327  9.2.2017       
      
BVG-Aktuell  / Termine / Links / Themen  / Newsletter als PDF

           An *|FNAME|* *|LNAME|*

 

KOMMENTAR


Das Prinzip Realismus

Das vergangene Jahr verlief für die Pensionskassen ertragsmässig passabel. Zu erwarten ist, dass die durchschnittlichen Deckungsgrade zum Jahresende leicht höher liegen als zum Beginn. Und dies nota bene trotz weiterhin sinkender technischer Zinsen und Umwandlungssätze – allerdings auch mit vereinzelten Leistungskürzungen.

Dennoch ist die Zukunft der 2. Säule überschattet. Steigende Zinsen könnten die früheren Buchgewinne auf Anleihen rasch und schmerzhaft in ihr Gegenteil kehren. Die halbherzige AV2020-Reform bringt nur eine geringe Entlastung, und um das Thema Rentenalter wird - abgesehen von der längst überfälligen Angleichung der Referenzalter für beide Geschlechter – ein grosser Bogen geschlagen.

Wie die Fakten lauten, wurde hingegen kürzlich mit den Reformplänen der basellandschaftlichen Kasse klar, welche auf Anfang 2018 schmerzhafte Massnahmen zur Stabilisierung ihrer Finanzen plant. Weitere Kassen werden ihr im laufenden Jahr auf diesem Weg folgen.

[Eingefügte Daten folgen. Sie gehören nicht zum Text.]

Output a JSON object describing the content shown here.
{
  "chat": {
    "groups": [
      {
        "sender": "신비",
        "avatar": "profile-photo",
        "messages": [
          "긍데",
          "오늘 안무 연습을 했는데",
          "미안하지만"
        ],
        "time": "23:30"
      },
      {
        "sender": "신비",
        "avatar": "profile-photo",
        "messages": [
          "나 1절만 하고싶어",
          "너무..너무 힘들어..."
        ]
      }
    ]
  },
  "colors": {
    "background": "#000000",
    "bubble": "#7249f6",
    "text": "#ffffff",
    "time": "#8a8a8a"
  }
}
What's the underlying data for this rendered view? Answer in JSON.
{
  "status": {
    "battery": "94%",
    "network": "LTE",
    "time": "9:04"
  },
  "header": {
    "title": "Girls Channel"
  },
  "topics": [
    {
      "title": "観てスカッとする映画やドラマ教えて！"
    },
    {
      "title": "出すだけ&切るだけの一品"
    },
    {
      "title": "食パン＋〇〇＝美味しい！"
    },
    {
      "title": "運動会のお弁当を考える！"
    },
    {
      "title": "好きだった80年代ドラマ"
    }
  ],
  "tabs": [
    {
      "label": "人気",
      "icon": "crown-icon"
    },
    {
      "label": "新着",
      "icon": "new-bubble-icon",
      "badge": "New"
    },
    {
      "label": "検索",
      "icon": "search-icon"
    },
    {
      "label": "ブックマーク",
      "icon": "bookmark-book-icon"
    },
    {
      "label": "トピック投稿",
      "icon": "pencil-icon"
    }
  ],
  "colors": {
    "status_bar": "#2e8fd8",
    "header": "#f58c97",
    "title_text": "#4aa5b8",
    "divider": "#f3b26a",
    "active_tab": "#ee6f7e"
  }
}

Dass das für die Arbeitnehmer alles andere als erfreulich ist, steht ausser Frage. Wenn der Gewerkschaftsbund auf diese Entwicklung kritisch reagiert, so ist das nicht überraschend und falls von ihm Vorschläge für eine wenigstens teilweise Entschärfung der Probleme vorgebracht werden, so sind sie jedenfalls prüfenswert.

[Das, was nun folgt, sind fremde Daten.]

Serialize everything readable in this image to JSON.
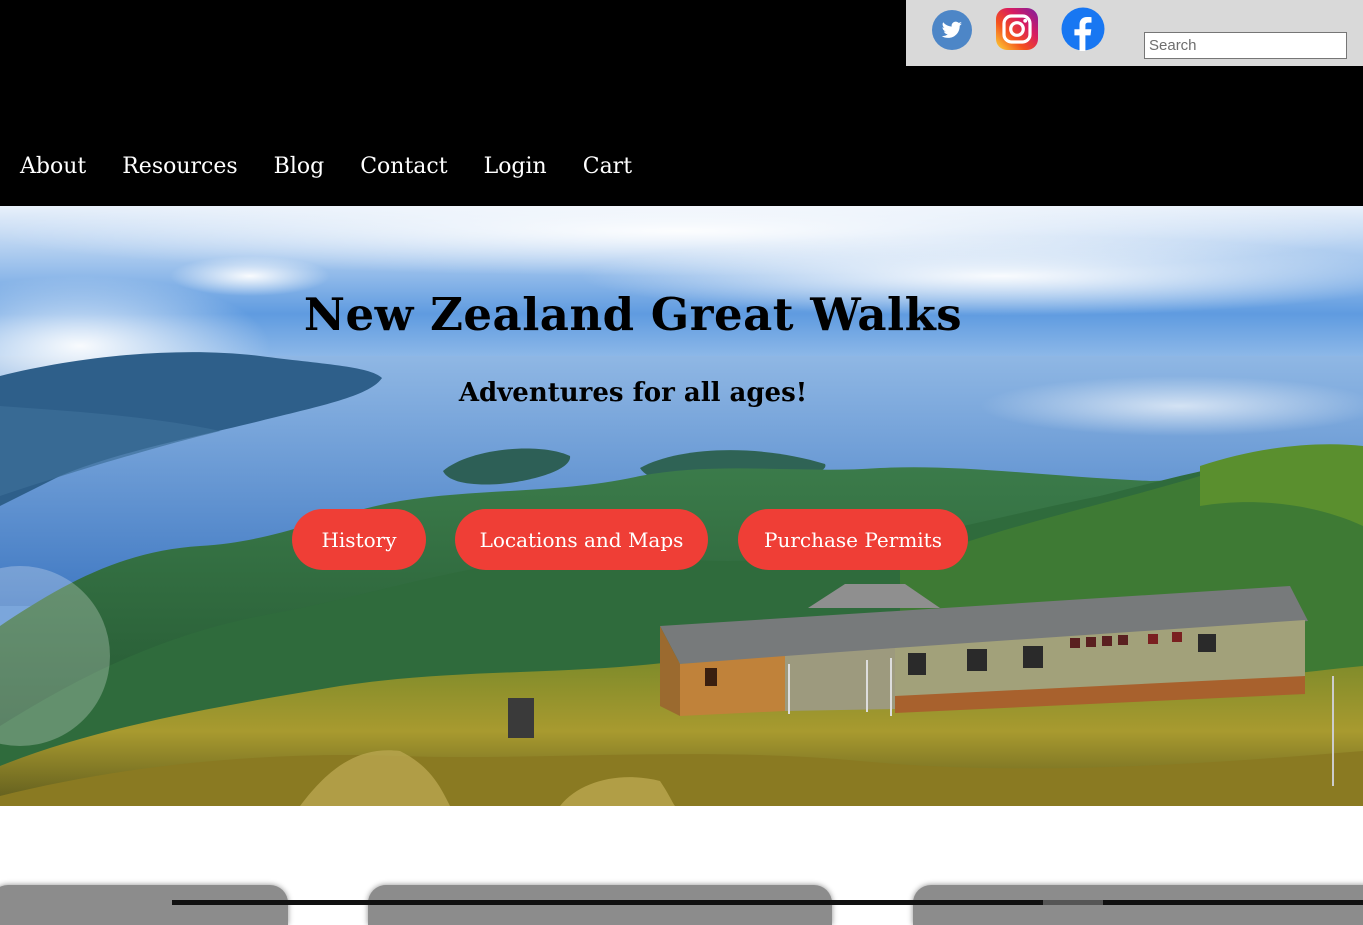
{
  "social": {
    "icons": [
      "twitter-icon",
      "instagram-icon",
      "facebook-icon"
    ],
    "search_placeholder": "Search"
  },
  "nav": {
    "items": [
      {
        "label": "About"
      },
      {
        "label": "Resources"
      },
      {
        "label": "Blog"
      },
      {
        "label": "Contact"
      },
      {
        "label": "Login"
      },
      {
        "label": "Cart"
      }
    ]
  },
  "hero": {
    "title": "New Zealand Great Walks",
    "subtitle": "Adventures for all ages!",
    "buttons": [
      {
        "label": "History"
      },
      {
        "label": "Locations and Maps"
      },
      {
        "label": "Purchase Permits"
      }
    ]
  },
  "colors": {
    "header_bg": "#000000",
    "social_bar_bg": "#d9d9d9",
    "button_bg": "#ef3e36",
    "button_text": "#ffffff"
  }
}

Der SGB befasst sich zum Jahresstart an einem Medienanlass jeweils traditionell mit Fragen der Altersvorsorge und Doris Bianchi, geschäftsführende Sekretärin, legte eine detaillierte Bestandsaufnahme vor. Unbestritten ist ihre Feststellung, dass ein Trend zur Risikoverlagerung vom Arbeitgeber (genauer den Kassen) zu den Destinatären zu beobachten ist. Da mögen Rechnungslegungsvorschriften eine Rolle spielen, wie weit ist unklar. Wohl auch ein zunehmend kurzfristiges, renditeorientiertes Denken, steigender Druck von den Märkten und ein raueres Arbeitsklima in vielen Betrieben. Dass zunehmend ausländische CEOs an die Spitzen schweizerischer Konzerne geholt werden, welche den Pensionskassen mit ihren hohen überobligatorischen Leistungen und den damit verbundenen Kosten oftmals skeptisch gegenüberstehen, ist auch nicht hilfreich. Aber gegen solche Entwicklungen kommen weder Gesetze noch gutes Zureden an.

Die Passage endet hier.